Hello All! I woke last night several times paranoid that she had swollen even more than yesterday. It is so strange how your mind plays these cruel tricks on you. I would look down at my hands and and see that they were huge and swollen as well. It goes to show you that my brain has a very hard time getting rested. So finally at 3am I woke totally up and walked over to her bed. To my surprise her swelling had gone down somewhat. She is still bigger, much bigger than normally but at least it was much better. I did take a little medicine so that I could get the real rest and it worked.
So overnight they took her off one of her blood pressure medicines and lowered her Dopemine. YEAH! Her peeing has been phenominal. This means her bladder and kidneys are really working great.
Her lungs have definatly taken a hit since the last surgery. The right lung is still collapsed on the bottom. The left one is inflated but pretty full of fluid.
She looks very comfortable. I haven't seen her move since Monday night. It really helps me to know that her pain is being controlled so well. Her heart rate has been between 120-150, with them mostly staying lower.
I just told Brian to go to bed. I can't do the night time. I am so happy that her body is really resting well and I feel that she is finally starting to heal. Last night Dr. Volk said that she hoped we would see a vast improvement so we will know that their are not anymore more additional problems in her belly. I can even tell that her belly is smaller!
So please I know you all are already, but say some positive, happy thoughts in your head today for Ava. I am so happy to just have one day of steady. I don't even care that she didn't get "better" she just stayed steady. I'll take whatever progress she gives us. As I have told the doctors and nurses all along. Ava marches to a very different beat. She does what Miss Princess Ava wants to do when she is ready. We just have to listen to her.
Back when she was a newborn and we were waiting for her surgery, which took 14 days. We felt as though she was telling Brian and I, "come on you guys I can't stay like this forever with all my organs up. I'm holding on but when is this going to be fixed?" Once she has surgery she seemed t say, "It is about time, people!" I'm feeling her saying the same exact thing this time. I just can't believe she has the same fighting spirit, same fighting coping skills.
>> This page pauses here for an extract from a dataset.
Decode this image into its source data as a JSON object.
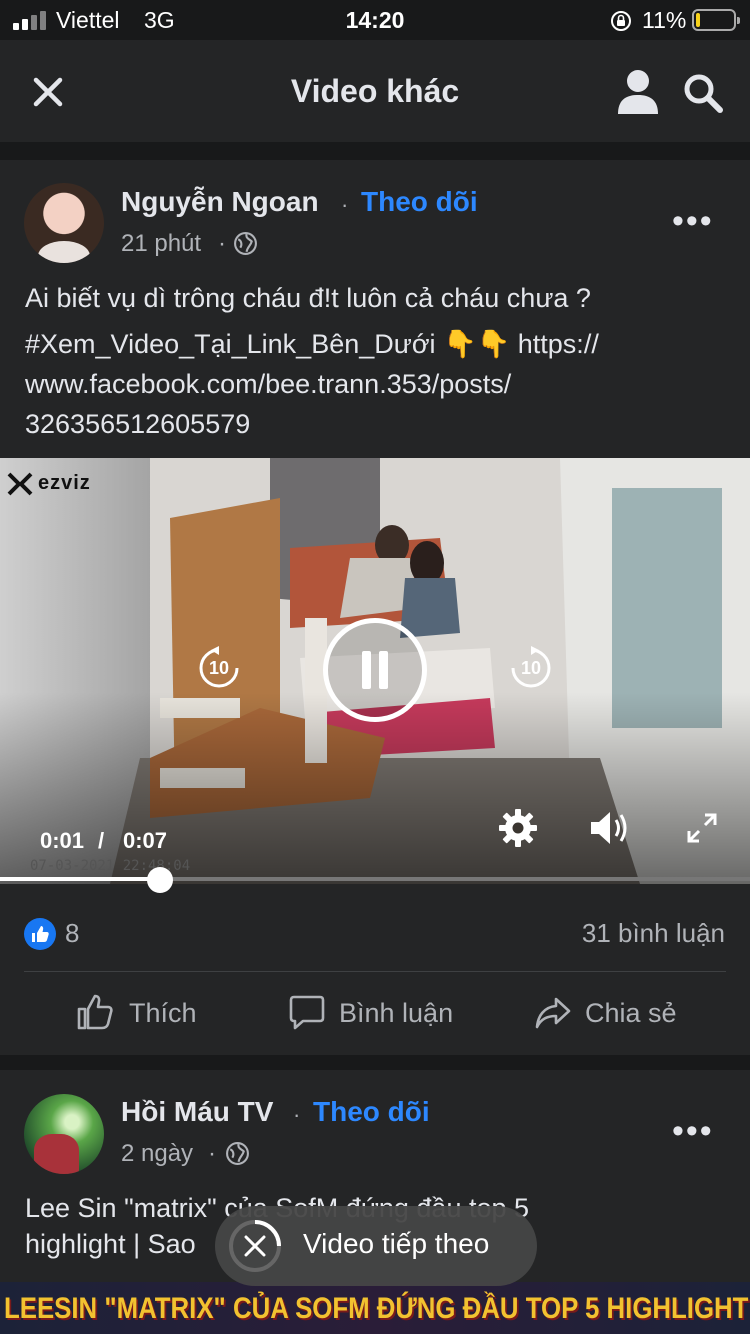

"Dear Heavenly Father I come to you today, thanking you for being here for our family. Thank you for leading Ava in the right direction. Your goodness and love is evident on her little precious swollen face. It is so hard to wait patiently but in your word we know that you are the creator and that you can heal the sick. Lord she needs you to continue to touch her and make her better. Please help Lexis and Emeline feel our love from the distance that separates us. We know from the first time our family had to be separated that the girls took a huge emotional hit. Their little hearts hurt for their baby sister too. I ask that you calm their spirits and help them to deal with this in the best way possible. I also ask that you help Ava's swelling go down so that they can come and see her on Saturday. I don't want them to have to see her so abnormal Lord. I am amazed at the strength that you have sent to me. I'm feeling so much calmness that I only attribute it to your love to me. I love you and thank you once again for dying on the cross and and helping me see that you and only you are my personal friend and Savior. In Jesus name I pray, Amen."
THANK YOU everyone for your supportive emails. I wish I could email you all personally but that is just not possible. When this is all over I will. I am humbled by God's awesome power and love.